Ethnic groups in Italy

The major ethnic group in Italy is the Italians, who account for 95% (above 60 million) of the total population of Italy. The remaining 5% of the population consists of ethnicities like Albanians, Romanians, Ukrainians, and other Europeans (2.5%); Africans (1.5%), and several other minorities (1%).


For a long period, the region where modern days Italy exists as a single state was divided into separate provinces controlled by different ethnicities. In the past, Greeks, Celts, Romans, and older Italian peoples had control of the Italian peninsula. The Romans were strong in northern Italy, while Greeks dominated the south, and the early Italian tribes were found in the northern and central parts of the peninsula. Others that ruled different regions of the Italian peninsula in varied periods belonged to ethnicities that included Catalans, Norman, Swabian, and Angevin.

Because of this joint occupation, several descendants of the different ethnic groups remained back in Italy and eventually accepted themselves as Italians. The culture of the Italians has been strongly influenced by those of the Romans, who were very aggressive rulers in the history of Italy. As Italy had remained in a divided form for several centuries, the Italians from each of these provinces had their own regional dialects and culture, which can still be seen in Italy.

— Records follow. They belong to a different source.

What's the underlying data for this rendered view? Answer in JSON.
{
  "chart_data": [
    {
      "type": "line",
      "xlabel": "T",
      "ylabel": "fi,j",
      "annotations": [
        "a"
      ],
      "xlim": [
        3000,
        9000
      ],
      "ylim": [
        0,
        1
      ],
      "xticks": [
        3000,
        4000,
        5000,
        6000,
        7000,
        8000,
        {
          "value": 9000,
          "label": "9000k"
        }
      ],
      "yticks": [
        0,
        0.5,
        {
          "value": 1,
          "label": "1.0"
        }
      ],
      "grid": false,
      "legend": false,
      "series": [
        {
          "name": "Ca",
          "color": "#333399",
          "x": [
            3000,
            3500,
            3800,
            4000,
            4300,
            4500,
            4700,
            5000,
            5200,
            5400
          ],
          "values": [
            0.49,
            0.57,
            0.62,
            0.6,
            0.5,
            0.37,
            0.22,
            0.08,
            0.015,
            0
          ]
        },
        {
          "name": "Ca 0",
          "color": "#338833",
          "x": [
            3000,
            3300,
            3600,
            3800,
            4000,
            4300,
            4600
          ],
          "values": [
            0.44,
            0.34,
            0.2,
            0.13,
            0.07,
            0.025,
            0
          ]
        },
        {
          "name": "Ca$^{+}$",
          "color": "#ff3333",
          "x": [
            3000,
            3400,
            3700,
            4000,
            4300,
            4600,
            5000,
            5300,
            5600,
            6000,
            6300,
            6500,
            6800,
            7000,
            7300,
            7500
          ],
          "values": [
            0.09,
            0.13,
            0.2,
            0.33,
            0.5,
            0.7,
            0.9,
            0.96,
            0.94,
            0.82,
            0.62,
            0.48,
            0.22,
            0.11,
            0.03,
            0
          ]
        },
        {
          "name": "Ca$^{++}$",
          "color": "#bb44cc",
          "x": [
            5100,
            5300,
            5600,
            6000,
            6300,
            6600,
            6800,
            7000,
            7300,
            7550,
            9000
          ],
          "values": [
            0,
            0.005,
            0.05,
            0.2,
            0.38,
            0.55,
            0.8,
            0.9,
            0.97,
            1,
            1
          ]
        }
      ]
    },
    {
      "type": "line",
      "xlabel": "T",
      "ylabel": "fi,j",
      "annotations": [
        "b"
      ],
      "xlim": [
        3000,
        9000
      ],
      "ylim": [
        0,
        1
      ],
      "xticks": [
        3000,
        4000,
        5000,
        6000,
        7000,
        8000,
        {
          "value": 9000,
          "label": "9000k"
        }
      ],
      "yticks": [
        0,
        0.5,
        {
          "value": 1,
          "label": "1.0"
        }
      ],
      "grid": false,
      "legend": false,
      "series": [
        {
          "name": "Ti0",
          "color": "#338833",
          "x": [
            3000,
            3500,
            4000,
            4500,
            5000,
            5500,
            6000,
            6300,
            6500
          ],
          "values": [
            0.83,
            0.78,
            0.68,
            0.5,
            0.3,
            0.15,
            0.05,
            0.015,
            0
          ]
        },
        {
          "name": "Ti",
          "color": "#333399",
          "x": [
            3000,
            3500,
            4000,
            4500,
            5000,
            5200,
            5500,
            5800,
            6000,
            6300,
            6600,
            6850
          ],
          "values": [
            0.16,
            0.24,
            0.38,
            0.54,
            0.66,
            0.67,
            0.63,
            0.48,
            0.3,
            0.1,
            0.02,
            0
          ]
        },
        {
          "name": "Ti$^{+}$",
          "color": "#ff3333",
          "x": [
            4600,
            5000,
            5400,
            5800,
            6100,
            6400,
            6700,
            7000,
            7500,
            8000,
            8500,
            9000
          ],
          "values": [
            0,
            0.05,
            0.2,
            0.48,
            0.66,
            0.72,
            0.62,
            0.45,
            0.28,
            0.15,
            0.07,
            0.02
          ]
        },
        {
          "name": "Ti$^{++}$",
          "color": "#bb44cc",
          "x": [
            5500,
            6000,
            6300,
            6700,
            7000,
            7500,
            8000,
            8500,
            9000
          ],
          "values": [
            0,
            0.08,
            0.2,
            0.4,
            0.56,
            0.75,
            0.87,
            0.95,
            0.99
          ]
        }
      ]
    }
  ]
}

One survey claims that Italians choose to settle in rural locations rather than larger cities. It claims that only about 60% of Italians stay in cities, which is the lowest compared to other populations in other European countries. Many Italians prefer to be identified by their province, which is their native region. Major Italians are Roman Catholics though some minor groups follow Protestantism or Judaism.

Italians from diverse fields have contributed a lot to our world. Numerous Italian scientists that have created some world-famous inventions include but are not limited to Leonardo Da Vinci, Galileo, the man who showed practically Kepler’s laws of planetary movement, Antonio Meucci- who invented the telephone, Antonio Pacinotti- who invented the dynamo and Alessandro Volta- who invented an electric battery.


Around two thousand years ago, the island of Sicily was ruled by the African Arabs for nearly two hundred years. Though it has been long since their defeat by the Normans, even today, about half a million African Arabs settled in Italy. There are also another 100,000 Africans apart from the Arabs, who have immigrated to Italy in recent years.